Si contano, a Gaza, ormai più di 250 attacchi a strutture sanitarie da parte di Israele.
Gli tragici eventi che colpiscono i territori di cui parliamo non risparmiano gli ospedali. Donne e bambini diventano gli obbiettivi più desiderati da chi siede al tavolo delle decisioni. Bombardare un ospedale significa assassinare un popolo in modo consapevole. Il sistema sanitario a Gaza è in ginocchio perché non esistono ospedali degni del proprio nome. Aumentano però le fosse comuni: superati i 10mila morti palestinesi di cui 4mila sono minori.
Sono tre gli ospedali più colpiti: Al Shifa, Al Quds, e al Rantisi. L’ospedale di Al Shifa è ormai al centro dei combattimenti. La struttura sanitaria in questione viene colpita dall’esercito israeliano con la convinzione di trovarci, tra i malati, Yahya Sinwar (politico palestinese) senza averne certezze.
Diverse ong americane hanno chiesto la fine dei bombardamenti sugli ospedali in quanto “l’uso militare delle strutture sanitarie da parte di qualsiasi parte costituisce una violazione del diritto internazionale” ledendo, pare ovvio, la sicurezza dei pazienti e dei medici. Nelle ultime settimane stiamo assistendo a violazioni gravi del diritto internazionale senza precedenti.
Bombardate sono le scuole, gli ospedali, le università e morti aumentano e sono destinati ad aumentare in quanto i palestinesi non hanno più accesso neanche all’acqua corrente. Le stime sono continuamente aggiornate perché dei morti sono intrappolati tra le macerie.
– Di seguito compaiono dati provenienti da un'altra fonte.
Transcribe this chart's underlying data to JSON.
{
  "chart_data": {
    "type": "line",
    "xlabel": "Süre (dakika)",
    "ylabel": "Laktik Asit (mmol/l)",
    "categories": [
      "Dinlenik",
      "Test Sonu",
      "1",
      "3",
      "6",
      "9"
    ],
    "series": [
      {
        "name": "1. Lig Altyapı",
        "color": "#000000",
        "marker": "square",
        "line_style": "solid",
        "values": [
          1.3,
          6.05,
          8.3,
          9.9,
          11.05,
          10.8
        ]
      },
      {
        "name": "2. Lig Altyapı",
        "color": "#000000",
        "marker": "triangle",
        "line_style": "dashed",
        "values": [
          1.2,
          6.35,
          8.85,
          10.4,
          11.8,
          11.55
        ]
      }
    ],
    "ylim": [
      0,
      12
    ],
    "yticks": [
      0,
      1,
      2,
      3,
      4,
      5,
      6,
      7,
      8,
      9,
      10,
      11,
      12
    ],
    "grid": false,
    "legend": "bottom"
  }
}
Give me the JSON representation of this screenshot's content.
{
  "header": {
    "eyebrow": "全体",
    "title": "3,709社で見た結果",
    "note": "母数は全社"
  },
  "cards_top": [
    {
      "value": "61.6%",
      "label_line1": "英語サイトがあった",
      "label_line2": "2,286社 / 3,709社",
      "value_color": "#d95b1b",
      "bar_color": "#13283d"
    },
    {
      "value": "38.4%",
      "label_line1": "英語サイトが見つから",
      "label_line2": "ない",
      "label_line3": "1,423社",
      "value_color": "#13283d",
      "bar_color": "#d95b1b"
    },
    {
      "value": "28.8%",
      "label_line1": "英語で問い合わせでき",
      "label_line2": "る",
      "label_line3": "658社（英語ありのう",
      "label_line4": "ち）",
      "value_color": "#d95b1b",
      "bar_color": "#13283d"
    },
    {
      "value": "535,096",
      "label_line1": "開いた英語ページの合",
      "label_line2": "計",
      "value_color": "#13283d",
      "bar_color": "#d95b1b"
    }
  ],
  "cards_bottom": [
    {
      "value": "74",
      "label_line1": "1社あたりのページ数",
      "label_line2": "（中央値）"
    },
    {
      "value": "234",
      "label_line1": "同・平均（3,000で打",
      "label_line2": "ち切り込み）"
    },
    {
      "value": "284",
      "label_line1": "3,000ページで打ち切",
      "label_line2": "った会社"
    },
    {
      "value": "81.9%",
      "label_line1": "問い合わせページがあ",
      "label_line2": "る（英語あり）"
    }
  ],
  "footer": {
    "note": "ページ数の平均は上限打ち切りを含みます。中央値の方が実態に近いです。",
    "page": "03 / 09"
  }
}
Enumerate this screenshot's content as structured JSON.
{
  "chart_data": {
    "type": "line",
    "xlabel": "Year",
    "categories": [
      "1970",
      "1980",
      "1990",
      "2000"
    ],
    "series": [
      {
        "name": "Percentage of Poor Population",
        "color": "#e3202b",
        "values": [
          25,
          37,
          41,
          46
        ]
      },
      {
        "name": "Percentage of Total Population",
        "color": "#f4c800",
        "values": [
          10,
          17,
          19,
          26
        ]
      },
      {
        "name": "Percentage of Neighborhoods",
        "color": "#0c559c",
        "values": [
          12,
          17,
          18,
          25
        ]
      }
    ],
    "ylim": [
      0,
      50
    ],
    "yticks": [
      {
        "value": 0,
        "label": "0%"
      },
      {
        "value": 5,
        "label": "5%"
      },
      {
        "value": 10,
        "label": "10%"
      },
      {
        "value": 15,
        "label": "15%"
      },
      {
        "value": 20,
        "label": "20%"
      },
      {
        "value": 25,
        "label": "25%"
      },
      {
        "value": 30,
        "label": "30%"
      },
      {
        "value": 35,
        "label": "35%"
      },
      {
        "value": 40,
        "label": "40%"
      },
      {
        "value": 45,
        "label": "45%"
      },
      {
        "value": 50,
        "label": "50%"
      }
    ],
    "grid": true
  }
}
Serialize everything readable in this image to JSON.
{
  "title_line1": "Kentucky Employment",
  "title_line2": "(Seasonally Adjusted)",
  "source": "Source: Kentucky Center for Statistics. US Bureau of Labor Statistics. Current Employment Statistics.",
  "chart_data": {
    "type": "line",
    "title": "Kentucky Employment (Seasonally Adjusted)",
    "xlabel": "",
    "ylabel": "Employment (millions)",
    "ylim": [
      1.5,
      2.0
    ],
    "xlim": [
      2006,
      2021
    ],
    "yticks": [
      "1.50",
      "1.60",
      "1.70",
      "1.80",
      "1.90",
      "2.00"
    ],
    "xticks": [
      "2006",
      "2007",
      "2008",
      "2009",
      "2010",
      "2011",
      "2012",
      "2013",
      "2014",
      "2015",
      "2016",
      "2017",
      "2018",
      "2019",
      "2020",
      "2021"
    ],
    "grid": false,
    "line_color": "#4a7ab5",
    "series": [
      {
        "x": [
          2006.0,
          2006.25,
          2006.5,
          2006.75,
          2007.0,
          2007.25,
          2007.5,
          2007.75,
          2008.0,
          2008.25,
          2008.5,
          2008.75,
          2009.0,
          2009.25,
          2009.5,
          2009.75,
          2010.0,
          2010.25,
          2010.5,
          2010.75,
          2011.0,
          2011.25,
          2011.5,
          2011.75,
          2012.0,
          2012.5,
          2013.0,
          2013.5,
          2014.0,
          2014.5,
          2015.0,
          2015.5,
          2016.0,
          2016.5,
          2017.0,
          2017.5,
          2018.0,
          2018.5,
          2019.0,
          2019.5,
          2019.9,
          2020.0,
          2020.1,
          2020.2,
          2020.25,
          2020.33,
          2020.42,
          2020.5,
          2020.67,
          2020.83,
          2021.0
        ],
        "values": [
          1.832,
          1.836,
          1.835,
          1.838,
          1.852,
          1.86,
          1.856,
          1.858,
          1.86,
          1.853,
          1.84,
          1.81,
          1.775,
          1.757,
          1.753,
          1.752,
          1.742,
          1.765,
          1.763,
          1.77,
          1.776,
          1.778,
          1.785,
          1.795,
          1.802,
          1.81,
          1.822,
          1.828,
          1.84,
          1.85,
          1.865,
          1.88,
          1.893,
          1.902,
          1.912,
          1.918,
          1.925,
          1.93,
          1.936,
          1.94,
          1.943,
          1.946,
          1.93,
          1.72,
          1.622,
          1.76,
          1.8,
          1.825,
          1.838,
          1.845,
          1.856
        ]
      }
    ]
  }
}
Pare ovvio, dunque, che Il sistema sanitario a Gaza è al collasso come l’umanità tutta che distingue tra vittime di serie a e di serie b.
L’organizzazione non governativa “Medici senza frontiere“, in riferimento ai fatti citati, ha dichiarato, in un comunicato che “Le azioni dei leader mondiali sono troppo deboli, la risoluzione non vincolante delle Nazioni Unite per la tregua umanitaria non ha posto fine alla violenza indiscriminata su una popolazione inerme. Serve un’azione più forte per spingere Israele a fermare questo massacro“.